Because if even one couple who is ready to throw it in feels like they can press on after hearing what we have to say, then the intrusive high beams of the spotlight in my photosensitive eyes will be worth it. Figuratively and literally (production lights blaze with the luminosity of a thousand suns).

Much to my great surprise, the producer I had been speaking with for weeks informed me that the production company would like us to be a part of the documentary. Us? As in, on camera, in our home, discussing the most intimate details of our lives with Lisa Ling? It got real, real fast. It is a great credit to Nate, the producer, that I accepted this opportunity. Throughout our conversations it was clear that he genuinely cared about our story. He educated himself about the egg donor process, in between our conversations, and truly demonstrated his commitment to accuracy and integrity in his work. Consequently, that is how it came to be that at the end of July of this year, my husband and I welcomed a production crew into our home for two days, to learn about our story and to investigate how exactly a couple goes about selecting the woman who will provide the genetic material of their future offspring. That will be detailed on the show, as well as explored in depth in another post, coming in the next day or so.

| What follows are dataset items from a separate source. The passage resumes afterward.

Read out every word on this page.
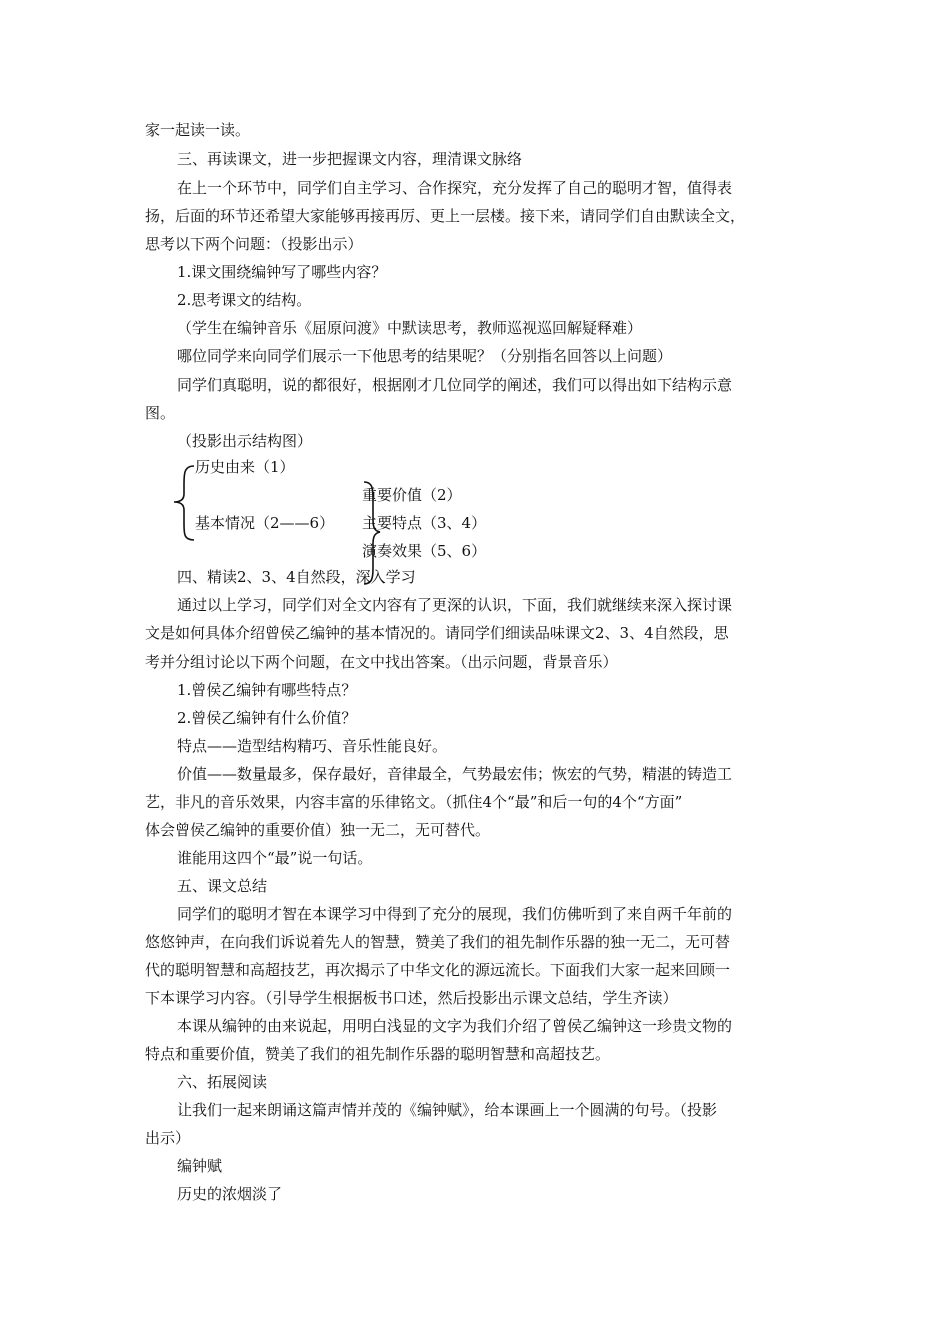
家一起读一读。
三、再读课文，进一步把握课文内容，理清课文脉络
在上一个环节中，同学们自主学习、合作探究，充分发挥了自己的聪明才智，值得表
扬，后面的环节还希望大家能够再接再厉、更上一层楼。接下来，请同学们自由默读全文，
思考以下两个问题：（投影出示）
1.课文围绕编钟写了哪些内容？
2.思考课文的结构。
（学生在编钟音乐《屈原问渡》中默读思考，教师巡视巡回解疑释难）
哪位同学来向同学们展示一下他思考的结果呢？（分别指名回答以上问题）
同学们真聪明，说的都很好，根据刚才几位同学的阐述，我们可以得出如下结构示意
图。
（投影出示结构图）
历史由来（1）
基本情况（2——6）
重要价值（2）
主要特点（3、4）
演奏效果（5、6）
四、精读2、3、4自然段，深入学习
通过以上学习，同学们对全文内容有了更深的认识，下面，我们就继续来深入探讨课
文是如何具体介绍曾侯乙编钟的基本情况的。请同学们细读品味课文2、3、4自然段，思
考并分组讨论以下两个问题，在文中找出答案。（出示问题，背景音乐）
1.曾侯乙编钟有哪些特点？
2.曾侯乙编钟有什么价值？
特点——造型结构精巧、音乐性能良好。
价值——数量最多，保存最好，音律最全，气势最宏伟；恢宏的气势，精湛的铸造工
艺，非凡的音乐效果，内容丰富的乐律铭文。（抓住4个“最”和后一句的4个“方面”
体会曾侯乙编钟的重要价值）独一无二，无可替代。
谁能用这四个“最”说一句话。
五、课文总结
同学们的聪明才智在本课学习中得到了充分的展现，我们仿佛听到了来自两千年前的
悠悠钟声，在向我们诉说着先人的智慧，赞美了我们的祖先制作乐器的独一无二，无可替
代的聪明智慧和高超技艺，再次揭示了中华文化的源远流长。下面我们大家一起来回顾一
下本课学习内容。（引导学生根据板书口述，然后投影出示课文总结，学生齐读）
本课从编钟的由来说起，用明白浅显的文字为我们介绍了曾侯乙编钟这一珍贵文物的
特点和重要价值，赞美了我们的祖先制作乐器的聪明智慧和高超技艺。
六、拓展阅读
让我们一起来朗诵这篇声情并茂的《编钟赋》，给本课画上一个圆满的句号。（投影
出示）
编钟赋
历史的浓烟淡了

There are many brave souls who have already taken up the mantle of infertlity awareness. Please join me by participating in their ranks and work together to put an end to the idea of infertility as being off limits.

Frustrated?…Get Yourself a Hammer and Pound the Hell Out of Something

I’m grateful to the people who have taken the time to read my thoughts; it makes me feel more connected to those who suffer in silence as I do, in some strange meta cognitive way. 🙂

I took a couple weeks off from writing because with the summer coming to an end I really wanted to finish up a few outdoor projects. Truthfully, I’ve been making my backyard a fully fenced, 100% childproof wonderland. Like most of us who have spent everything they have and more trying to conceive, my family is on a budget. My gifts may be few, but I’m resourceful and I know how to do a lot with a little! So I looted my grandfather’s barn and scored a whole lot of free lumber. It was old, dirty, and not cut squarely, but sometimes a day spent measuring and cutting can be just the therapy I need. Then the next day I spent clutching my pink yet powerful “grip for ladies” hammer and pounding that lumber into a fence. Speaking only for myself, when hopeless and fear about infertility creep in to my otherwise happy life, there is no better cure than to go out and build something!

Why the on-a-shoestring budget backyard wonderland? In my mind’s eye, the place where intuition and optimism collide with varying realistic results, I see myself with a big ol’ baby belly and very little enthusiasm for being the non-stop entertainment source for my will-be 3.5 year old son. Essentially, what we have here is a case of me working my tushy off now so that I can be lazy next summer. If I really am baking a baby or two by the time June rolls around, then lazy I shall be!

What do you do to relieve the overwhelming emotions that sneak up on you when you’re going through treatment? I can’t wait to hear what other mamas who are looking to “borrow genes” do to keep the yucky feelings away. Together we can help each other, and after all, that is the goal of this blog.